I went to the Farm Science Review in London, Ohio in mid-September. As usual there were rapid changes in machinery technology. There seems to be no end to man’s innovation. Here are some things that caught my eye.
Bobcat introduced a new model skidsteer, the 450. It is a 1300 pound lift machine that replaces the 130 model. It is patterned after its bigger cab forward machines, that were introduced a year or two ago.
I liked the aluminum Tango corn heads. They are little more than half the weight of steel cornheads and are more rigid (a real advantage in wide headers).
For me the New Holland Genesis tractors and the Case IH Magnum tractors that both had rear wheel tracks were show stoppers. Company people said that they had been tested since 1997. The Case IH folding cornheads were new and I was impressed with the scallops molded into the plastic of the upper snouts. The scallops help direct flying ears back into the rolls. The Case IH draper grain heads were also new. They have center drive for the sickle sections. Since there is no wobble box on the outside, both of the snouts on each side were only about 4.5” wide. That would really save knocking a lot of beans down! I liked that feature a lot! New Holland also offers the exact same header for their combines. Both are built in a CNH factory.
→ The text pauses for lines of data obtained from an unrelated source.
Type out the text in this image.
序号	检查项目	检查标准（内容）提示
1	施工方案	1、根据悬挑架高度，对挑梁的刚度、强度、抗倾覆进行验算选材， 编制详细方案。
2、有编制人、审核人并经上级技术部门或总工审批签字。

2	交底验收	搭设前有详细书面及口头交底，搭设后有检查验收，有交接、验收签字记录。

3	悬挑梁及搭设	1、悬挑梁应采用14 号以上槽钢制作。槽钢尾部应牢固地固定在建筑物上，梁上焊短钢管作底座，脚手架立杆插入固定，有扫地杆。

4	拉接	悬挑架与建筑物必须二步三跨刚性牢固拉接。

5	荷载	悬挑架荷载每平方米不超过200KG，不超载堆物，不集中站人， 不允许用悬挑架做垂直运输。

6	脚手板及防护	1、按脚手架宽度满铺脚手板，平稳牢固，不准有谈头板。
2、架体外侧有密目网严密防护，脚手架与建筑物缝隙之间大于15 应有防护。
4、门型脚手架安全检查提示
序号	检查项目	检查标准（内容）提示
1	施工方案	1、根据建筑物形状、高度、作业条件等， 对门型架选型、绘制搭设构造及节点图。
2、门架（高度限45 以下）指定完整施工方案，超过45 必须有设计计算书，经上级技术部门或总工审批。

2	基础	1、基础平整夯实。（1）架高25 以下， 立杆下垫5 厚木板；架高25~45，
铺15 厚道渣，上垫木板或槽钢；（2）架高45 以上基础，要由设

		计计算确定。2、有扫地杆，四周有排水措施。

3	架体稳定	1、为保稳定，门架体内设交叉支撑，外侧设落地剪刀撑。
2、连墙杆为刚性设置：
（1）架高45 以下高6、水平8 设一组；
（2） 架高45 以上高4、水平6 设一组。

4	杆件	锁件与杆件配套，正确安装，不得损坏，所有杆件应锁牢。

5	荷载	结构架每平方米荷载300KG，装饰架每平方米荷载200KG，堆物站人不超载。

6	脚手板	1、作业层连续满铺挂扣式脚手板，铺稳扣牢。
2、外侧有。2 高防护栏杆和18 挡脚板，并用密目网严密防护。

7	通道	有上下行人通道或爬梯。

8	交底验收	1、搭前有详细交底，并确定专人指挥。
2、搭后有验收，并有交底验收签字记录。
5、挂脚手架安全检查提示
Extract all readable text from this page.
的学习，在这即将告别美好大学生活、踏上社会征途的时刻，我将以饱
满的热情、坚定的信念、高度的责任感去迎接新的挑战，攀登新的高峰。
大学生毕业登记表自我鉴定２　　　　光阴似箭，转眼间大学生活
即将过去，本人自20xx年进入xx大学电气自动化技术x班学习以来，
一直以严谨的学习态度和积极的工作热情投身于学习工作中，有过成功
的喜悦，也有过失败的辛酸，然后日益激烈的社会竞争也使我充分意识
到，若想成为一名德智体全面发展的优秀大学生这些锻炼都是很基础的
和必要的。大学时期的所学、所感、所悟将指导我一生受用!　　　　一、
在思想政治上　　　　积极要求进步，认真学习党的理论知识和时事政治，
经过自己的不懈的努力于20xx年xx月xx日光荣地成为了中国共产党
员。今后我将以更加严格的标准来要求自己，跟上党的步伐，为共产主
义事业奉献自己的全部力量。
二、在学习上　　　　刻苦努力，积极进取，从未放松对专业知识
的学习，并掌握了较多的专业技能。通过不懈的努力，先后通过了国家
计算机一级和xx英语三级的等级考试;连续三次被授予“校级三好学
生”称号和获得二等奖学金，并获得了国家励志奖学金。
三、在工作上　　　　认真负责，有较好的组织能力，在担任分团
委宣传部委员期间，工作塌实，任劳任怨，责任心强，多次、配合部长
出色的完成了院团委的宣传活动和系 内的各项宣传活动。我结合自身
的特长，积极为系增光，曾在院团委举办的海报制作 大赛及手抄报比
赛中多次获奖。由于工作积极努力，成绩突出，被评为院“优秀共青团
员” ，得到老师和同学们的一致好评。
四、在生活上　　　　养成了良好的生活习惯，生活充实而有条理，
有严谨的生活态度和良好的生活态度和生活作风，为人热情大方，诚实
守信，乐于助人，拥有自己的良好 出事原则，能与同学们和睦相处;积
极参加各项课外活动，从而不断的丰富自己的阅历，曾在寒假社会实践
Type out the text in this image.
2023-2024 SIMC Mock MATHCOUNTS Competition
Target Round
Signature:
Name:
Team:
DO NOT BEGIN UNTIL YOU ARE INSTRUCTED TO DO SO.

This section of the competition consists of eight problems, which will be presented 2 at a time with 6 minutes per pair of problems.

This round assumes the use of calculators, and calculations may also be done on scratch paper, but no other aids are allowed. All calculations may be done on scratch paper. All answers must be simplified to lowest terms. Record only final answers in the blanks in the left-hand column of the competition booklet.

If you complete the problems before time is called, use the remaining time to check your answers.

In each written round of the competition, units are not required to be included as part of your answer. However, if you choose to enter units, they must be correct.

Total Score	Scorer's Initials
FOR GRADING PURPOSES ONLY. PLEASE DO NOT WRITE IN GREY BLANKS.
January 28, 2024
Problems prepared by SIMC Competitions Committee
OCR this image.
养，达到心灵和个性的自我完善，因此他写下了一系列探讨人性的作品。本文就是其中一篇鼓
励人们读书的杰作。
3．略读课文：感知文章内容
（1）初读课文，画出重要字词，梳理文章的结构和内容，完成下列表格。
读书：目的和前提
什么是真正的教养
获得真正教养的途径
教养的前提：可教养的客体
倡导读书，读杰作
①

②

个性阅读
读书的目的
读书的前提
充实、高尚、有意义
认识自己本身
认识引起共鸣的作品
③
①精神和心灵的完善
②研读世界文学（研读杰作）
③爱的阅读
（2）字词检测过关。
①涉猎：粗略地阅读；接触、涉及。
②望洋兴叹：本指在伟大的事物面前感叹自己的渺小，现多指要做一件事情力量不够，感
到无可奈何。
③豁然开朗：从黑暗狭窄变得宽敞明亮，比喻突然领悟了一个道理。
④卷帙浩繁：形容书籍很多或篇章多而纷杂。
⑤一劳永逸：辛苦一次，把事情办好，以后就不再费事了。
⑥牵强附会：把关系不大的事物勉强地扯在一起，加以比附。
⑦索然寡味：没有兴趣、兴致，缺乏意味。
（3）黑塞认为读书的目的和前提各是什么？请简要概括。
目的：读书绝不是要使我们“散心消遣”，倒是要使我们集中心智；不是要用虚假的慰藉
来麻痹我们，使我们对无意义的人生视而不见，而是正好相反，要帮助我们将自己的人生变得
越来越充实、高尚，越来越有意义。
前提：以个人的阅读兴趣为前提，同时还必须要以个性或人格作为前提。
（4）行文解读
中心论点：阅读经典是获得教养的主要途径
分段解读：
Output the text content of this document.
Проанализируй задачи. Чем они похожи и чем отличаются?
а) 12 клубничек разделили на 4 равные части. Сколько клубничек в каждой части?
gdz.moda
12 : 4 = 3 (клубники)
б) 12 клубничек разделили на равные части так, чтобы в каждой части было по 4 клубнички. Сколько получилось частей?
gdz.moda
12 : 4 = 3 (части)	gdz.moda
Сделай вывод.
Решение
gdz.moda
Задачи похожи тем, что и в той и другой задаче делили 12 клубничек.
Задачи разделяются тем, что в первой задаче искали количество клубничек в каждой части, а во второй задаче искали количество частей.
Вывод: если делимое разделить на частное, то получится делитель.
Previously, the draper headers for those machines were outsourced.
Deere showed a video of one of their large combines pulling one of their round balers. They sell the entire system that combines and bales non-stop. The primary market for the bales will be for cellulosic ethanol plants that can utilize corn fodder. Also their new 4-wheel drive tractors were on display. They have a shock absorber system that reduces road hop. I didn’t see it at the show but my dealer has told me that Deere will be offering a quad track 4-wheel drive tractor.
McCormick and Deutz both had newly styled front wheel assist tractors.
To sum things up, there were two types of equipment: the huge stuff and lots of little stuff for lawn and garden applications. There was only one 6-row corn planter and there weren’t any combine grain heads less than 30’ wide. The amount of money represented by all the machinery on display was just mind boggling!